AITA for refusing to buy my girlfriend’s family Christmas presents because I don’t celebrate the holiday?
Just a quick disclaimer: this story involves religious differences, cultural expectations, and relationship tension.
I thought I was being respectful by staying true to my own beliefs, but somehow it turned into a whole argument.
I’m Asian-American, and my girlfriend is white and Christian. We’ve been together for three years, and every year during Christmas break, we usually spend it apart. She goes to be with her family, and I go be with mine. The thing is, my family and I genuinely do not celebrate Christmas at all. And I don’t mean casually not celebrating. I mean no tree, no gifts, no decorations, nothing.
So when my girlfriend asked me a few weeks ago to buy Christmas presents for her family so she could bring them along this year, I was caught off guard.
From my point of view, that felt strange. It’s not my holiday, and it’s not a tradition I personally follow. I wasn’t trying to be rude or dismissive, but I told her no. I said I didn’t think it was fair to expect me to participate in a holiday I don’t celebrate just because someone else might.
That’s when she brought up her sister’s new boyfriend. She said he’s Jewish and he’s still sending gifts to their whole family, even though he doesn’t celebrate Christmas either. I told her that was nice for him, but it didn’t seem fair to compare me to someone else and then use that as the standard for what I should do.
But she said that wasn’t the point.
Then things got more uncomfortable. She accused me of being a cheapskate because every year, her whole family gives me Christmas gifts, and I accept them. I told her I do appreciate those gifts, and I’m grateful for them, but that’s still their choice. I never asked for them, and I don’t think accepting them means I’m suddenly obligated to take part in a tradition I don’t personally believe in.
That’s really where the tension hit for me.
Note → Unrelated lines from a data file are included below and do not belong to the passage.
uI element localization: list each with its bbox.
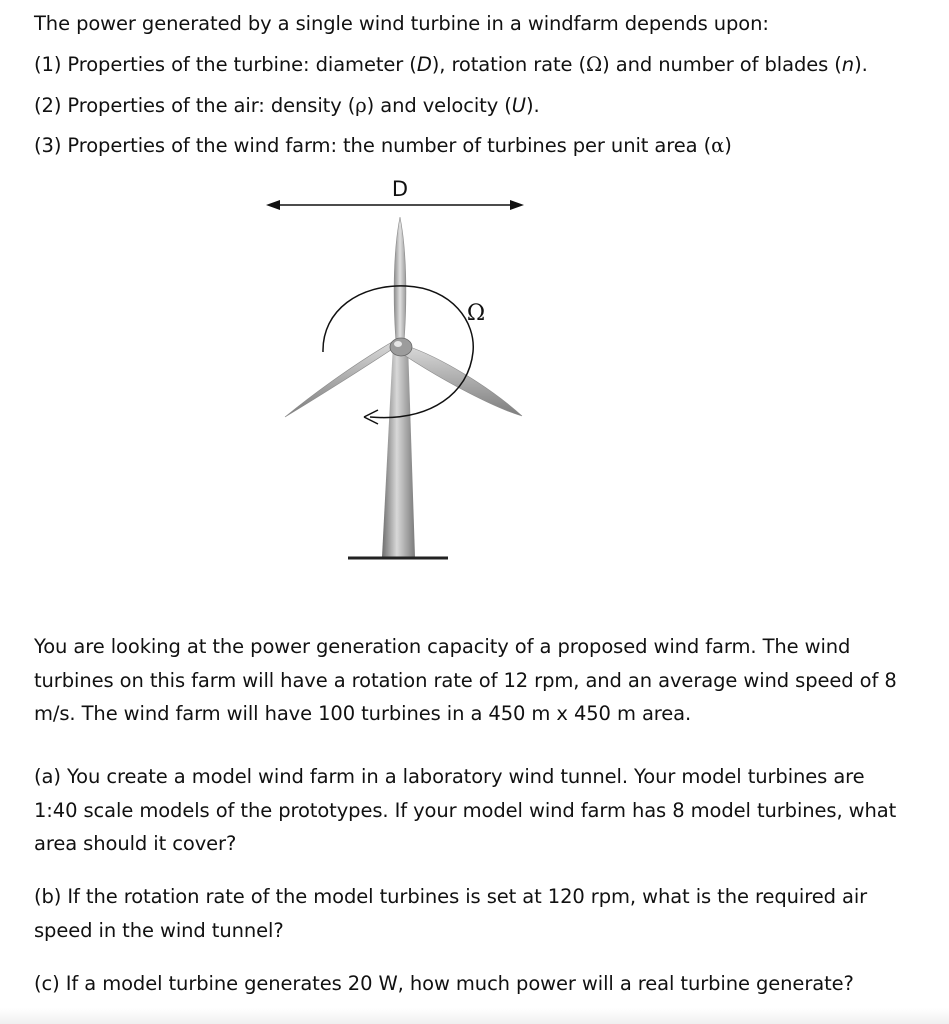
item-2 [34,89,540,123]
diameter-var: D [416,53,432,76]
wind-turbine-icon [240,172,560,572]
turbine-blade-left [285,342,394,417]
intro-line [34,7,769,41]
turbine-hub [390,338,412,356]
question-a: (a) You create a model wind farm in a laboratory wind tunnel. Your model turbines are 1:40 scale models of the prototypes. If your model wind farm has 8 model turbines, what area should it cover? [34,765,897,855]
intro-text: The power generated by a single wind turbine in a windfarm depends upon: [34,12,769,35]
blades-var: n [841,53,855,76]
turbine-tower [382,344,415,557]
problem-statement: You are looking at the power generation capacity of a proposed wind farm. The wind turbines on this farm will have a rotation rate of 12 rpm, and an average wind speed of 8 m/s. The wind farm will have 100 turbines in a 450 m x 450 m area. [34,635,897,725]
diameter-label: D [391,177,409,201]
page-bottom-edge [0,1008,949,1024]
item-1-mid1: ), rotation rate ( [431,53,587,76]
item-3 [34,129,732,163]
question-c: (c) If a model turbine generates 20 W, how much power will a real turbine generate? [34,972,854,995]
item-2-mid: ) and velocity ( [366,94,512,117]
rho-symbol: ρ [355,94,367,117]
item-2-prefix: (2) Properties of the air: density ( [34,94,356,117]
item-1-mid2: ) and number of blades ( [602,53,842,76]
item-3-suffix: ) [724,134,732,157]
item-1 [34,48,868,82]
item-1-prefix: (1) Properties of the turbine: diameter ( [34,53,417,76]
item-2-suffix: ). [525,94,540,117]
item-3-prefix: (3) Properties of the wind farm: the number of turbines per unit area ( [34,134,712,157]
question-b: (b) If the rotation rate of the model turbines is set at 120 rpm, what is the required air speed in the wind tunnel? [34,885,868,942]
velocity-var: U [511,94,526,117]
item-1-suffix: ). [854,53,868,76]
alpha-symbol: α [711,134,725,157]
diameter-arrow [266,200,524,210]
omega-symbol: Ω [586,53,603,76]
turbine-blade-top [394,217,406,342]
wind-turbine-figure [240,172,560,572]
rotation-label: Ω [466,301,486,326]
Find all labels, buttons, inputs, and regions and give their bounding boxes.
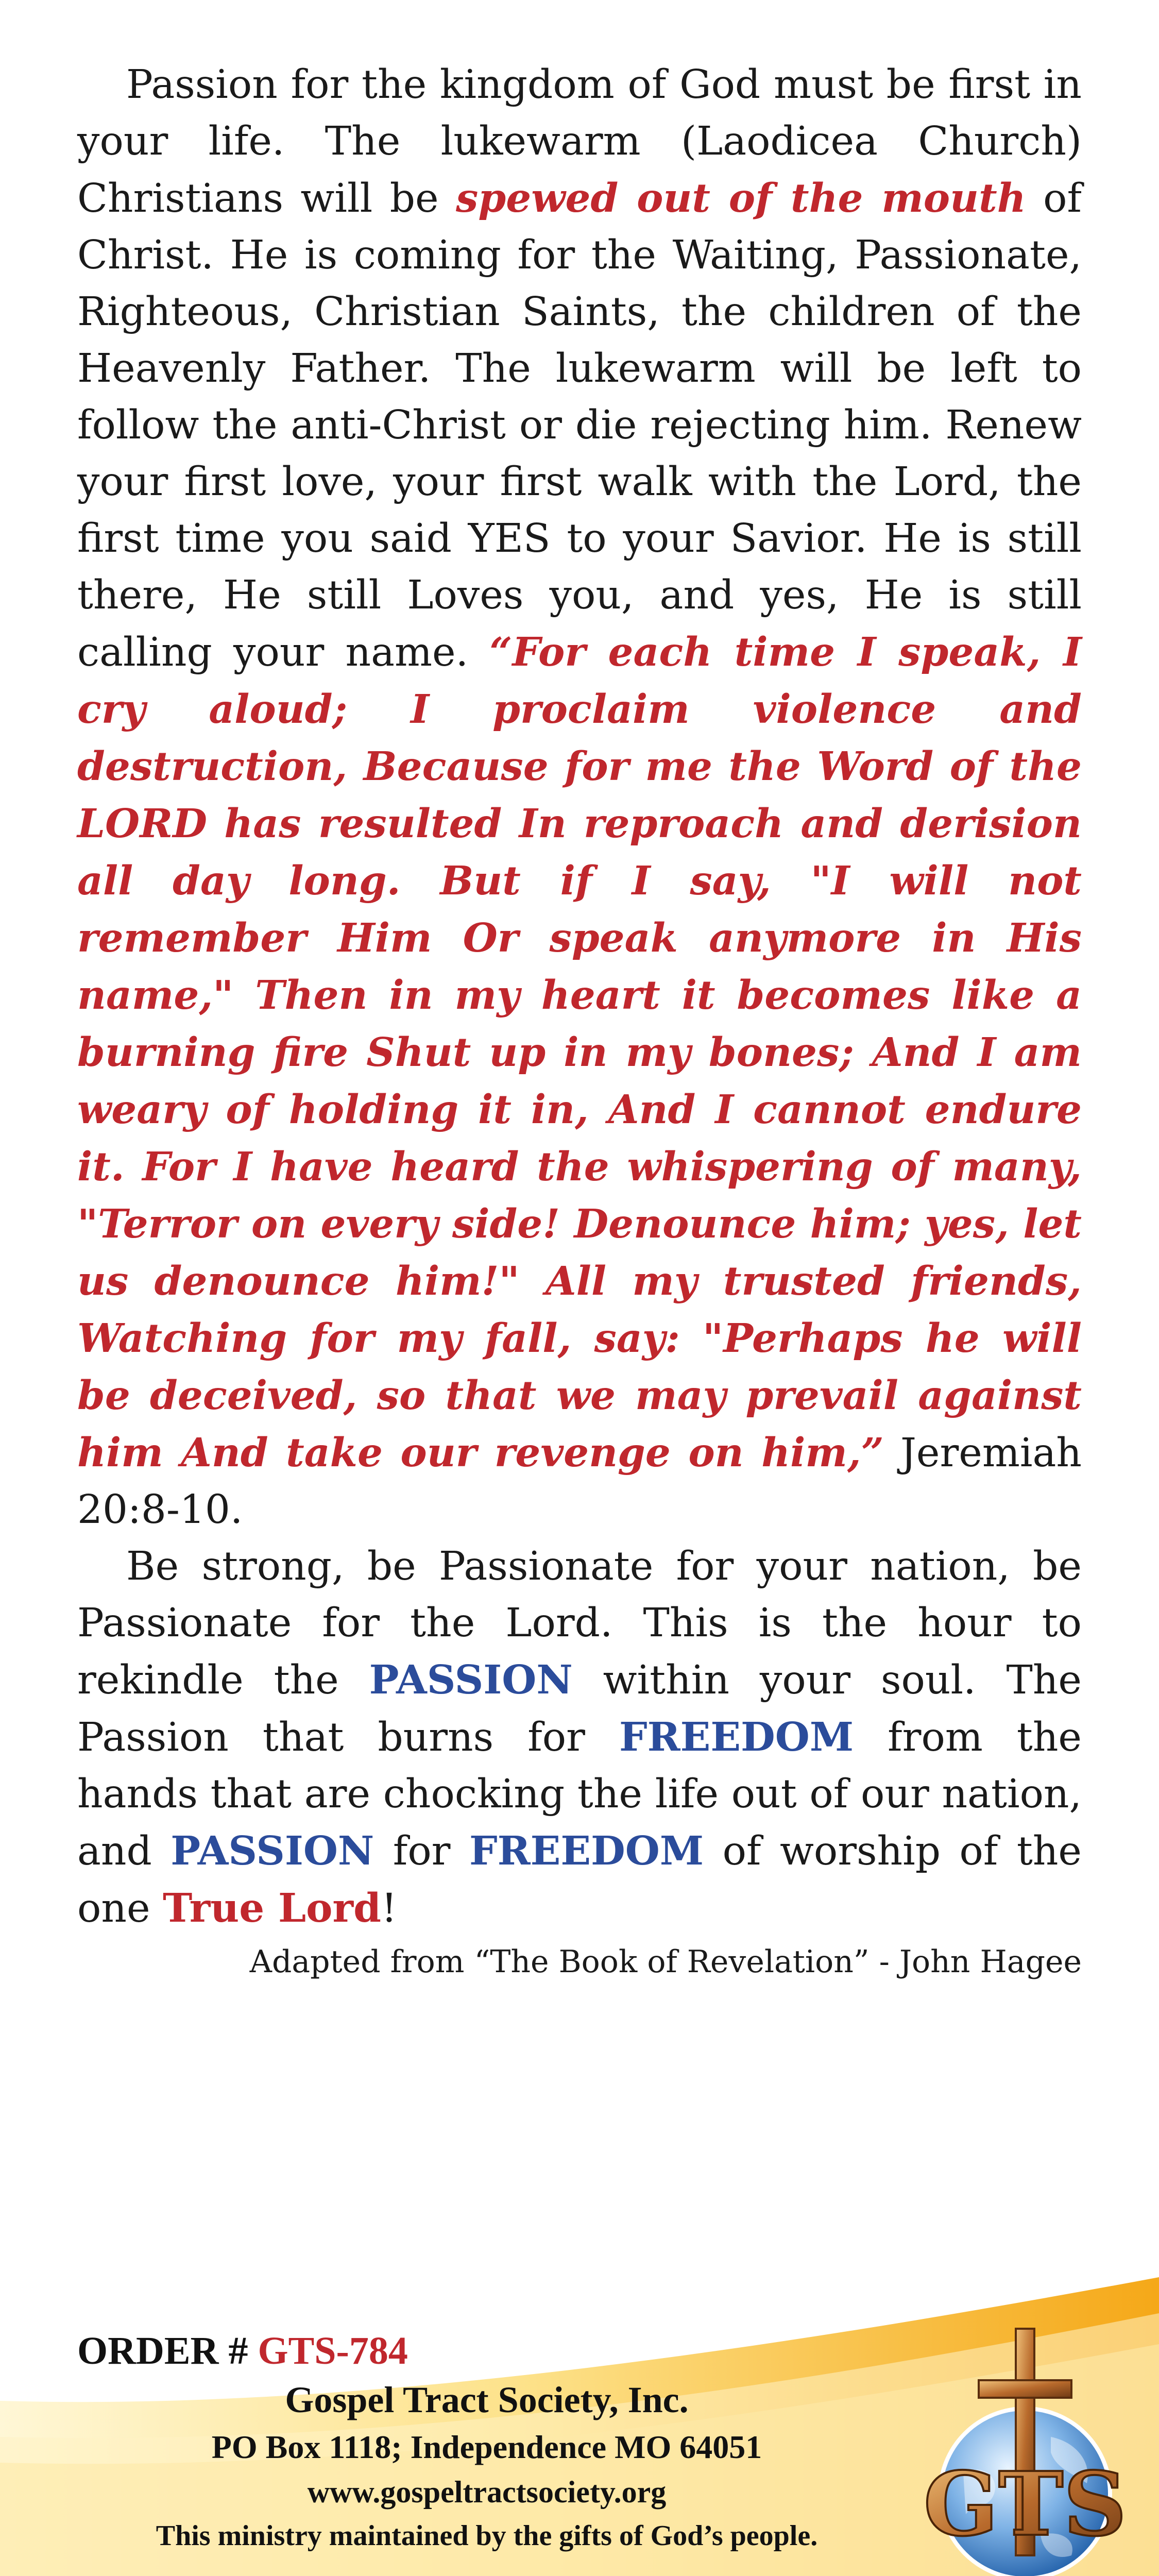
- website-link[interactable]: www.gospeltractsociety.org: [307, 2475, 667, 2509]
- tract-body: [77, 57, 1082, 1985]
- passion-word-1: PASSION: [369, 1657, 573, 1703]
- p1-text-a: Passion for the kingdom of God must be first in your life. The lukewarm (Laodicea Church) Christians will be: [77, 62, 1082, 222]
- scripture-reference: Jeremiah 20:8-10.: [77, 1430, 1082, 1533]
- freedom-word-2: FREEDOM: [469, 1828, 704, 1874]
- publisher-info: [77, 2375, 896, 2557]
- paragraph-1: [77, 57, 1082, 1538]
- logo-letters: GTS: [923, 2453, 1127, 2556]
- ministry-note: This ministry maintained by the gifts of God’s people.: [156, 2520, 818, 2552]
- paragraph-2: [77, 1538, 1082, 1937]
- p2-text-d: for: [374, 1828, 469, 1874]
- order-code: GTS-784: [258, 2329, 408, 2372]
- jeremiah-quote: “For each time I speak, I cry aloud; I proclaim violence and destruction, Because for me the Word of the LORD has resulted In reproach and derision all day long. But if I say, "I will not remember Him Or speak anymore in His name," Then in my heart it becomes like a burning fire Shut up in my bones; And I am weary of holding it in, And I cannot endure it. For I have heard the whispering of many, "Terror on every side! Denounce him; yes, let us denounce him!" All my trusted friends, Watching for my fall, say: "Perhaps he will be deceived, so that we may prevail against him And take our revenge on him,”: [77, 629, 1082, 1476]
- gts-logo-icon: [922, 2318, 1128, 2576]
- order-label: ORDER #: [77, 2329, 258, 2372]
- org-name: Gospel Tract Society, Inc.: [285, 2379, 689, 2420]
- p2-end: !: [381, 1886, 397, 1931]
- p2-text-c: from the hands that are chocking the life out of our nation, and: [77, 1715, 1082, 1874]
- p1-text-b: of Christ. He is coming for the Waiting, Passionate, Righteous, Christian Saints, the children of the Heavenly Father. The lukewarm will be left to follow the anti-Christ or die rejecting him. Renew your first love, your first walk with the Lord, the first time you said YES to your Savior. He is still there, He still Loves you, and yes, He is still calling your name.: [77, 176, 1082, 675]
- p2-text-b: within your soul. The Passion that burns for: [77, 1657, 1082, 1760]
- p2-text-e: of worship of the one: [77, 1828, 1082, 1931]
- order-number: [77, 2328, 408, 2374]
- passion-word-2: PASSION: [171, 1828, 374, 1874]
- p2-text-a: Be strong, be Passionate for your nation, be Passionate for the Lord. This is the hour to rekindle the: [77, 1544, 1082, 1703]
- address: PO Box 1118; Independence MO 64051: [211, 2429, 762, 2465]
- attribution: Adapted from “The Book of Revelation” - John Hagee: [249, 1944, 1082, 1980]
- true-lord: True Lord: [163, 1885, 381, 1931]
- freedom-word-1: FREEDOM: [619, 1714, 854, 1760]
- emphasis-spewed: spewed out of the mouth: [456, 175, 1026, 222]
Because suddenly it didn’t feel like this was about gifts anymore. It felt like I was being judged for not practicing something that has never been part of my life. And honestly, that bothered me. I started thinking about my own family traditions too. We celebrate Lunar New Year, and I’ve never once expected my girlfriend or her family to join in, spend mney, or follow our customs if they didn’t want to. To me, respect goes both ways.
What made this hard is that I’m not against Christmas itself. I’m not trying to ruin anybody’s holiday. If I actually shared those beliefs, I’d join in without hesitation. But I don’t. And I didn’t think saying no to buying presents for a holiday I don’t celebrate would make me look selfish.
Now I’m left wondering if I handled it badly. Maybe from her side, this is less about religion and more about showing thoughtfulness to her family. But from my side, it feels like I’m being pushed into performing a tradition just to prove I care, and that doesn’t sit right with me.
Looking back, I still feel like I was trying to be honest, not disrespectful. I just didn’t want my relationship to turn into me pretending to participate in something I’ve never claimed as my own.